Os longos anos de más práticas de gestão de recursos humanos na administração pública – como as referidas acima – resultaram numa profusão de vínculos inadequados para as funções exercidas pelos trabalhadores, criando injustiças gritantes entre os diversos trabalhadores e o desrespeito pelos elementares direitos laborais. É neste contexto que o atual governo lançou o Programa de Regularização Extraordinária de Vínculos Precários na Administração Pública (PREVPAP). Com efeito, o PREVPAP foi desenhado para que os órgãos da administração pública corrigissem uma prática nefasta e injusta na gestão de recursos humanos: a manutenção de trabalhadores em condições contratuais precárias, face às atividades e responsabilidades que asseguram dentro dos referidos serviços.

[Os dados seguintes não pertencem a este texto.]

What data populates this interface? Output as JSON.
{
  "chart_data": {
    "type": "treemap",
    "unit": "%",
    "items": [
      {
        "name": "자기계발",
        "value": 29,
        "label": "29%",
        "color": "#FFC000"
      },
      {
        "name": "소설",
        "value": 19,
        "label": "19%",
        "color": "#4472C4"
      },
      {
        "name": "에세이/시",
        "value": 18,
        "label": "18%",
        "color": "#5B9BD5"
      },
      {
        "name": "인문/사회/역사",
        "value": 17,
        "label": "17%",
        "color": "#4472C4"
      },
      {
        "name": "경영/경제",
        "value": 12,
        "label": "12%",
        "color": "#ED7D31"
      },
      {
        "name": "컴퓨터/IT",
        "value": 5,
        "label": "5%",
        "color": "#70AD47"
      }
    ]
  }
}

É lamentável que os mais altos representantes das instituições científicas nacionais sejam incapazes de compreender que o PREVPAP não é um programa de contratação compulsiva de trabalhadores mas sim um programa de regularização de vínculos precários de trabalhadores que, no caso concreto das instituições científicas e dos bolseiros de investigação em particular, foram sujeitos a processos de recrutamento (concursos internacionais, nacionais e locais) onde, “o princípio do mérito” foi certamente respeitado de forma rigorosa e exigente, princípio este que é adicionalmente escrutinado por cada instituição aquando de cada renovação e/ou novo processo de recrutamento. Com este comunicado do CRUP ficámos a perceber que a não aplicação do PREVPAP por parte das instituições nada tem a ver com questões orçamentais mas com questões de mérito. Ao referir que o PREVPAP não garante que o princípio do mérito seja assegurado na contratação da administração pública, estará o CRUP a admitir que muitas das contratações precárias não são guiadas por critérios de mérito? É que o PREVPAP visa a regularização de vínculos e não a regularização de regras dos concursos. Não se compreende ainda a indefinição do conceito de mérito em função da natureza do vínculo, especialmente quando as instituições mantêm uma ligação com os trabalhadores por vários anos.
Face a estas declarações, além de repudiar as afirmações proferidas pelos membros do CRUP, a ABIC exorta os membros da comunidade académica, em especial aqueles que têm a responsabilidade de fiscalizar a ação dos reitores – como é o caso dos membros do Conselho Geral das diversas instituições – a avaliar e censurar estas tomadas de posição desrespeitosas nomeadamente para os bolseiros (entre outros membros da comunidade académica).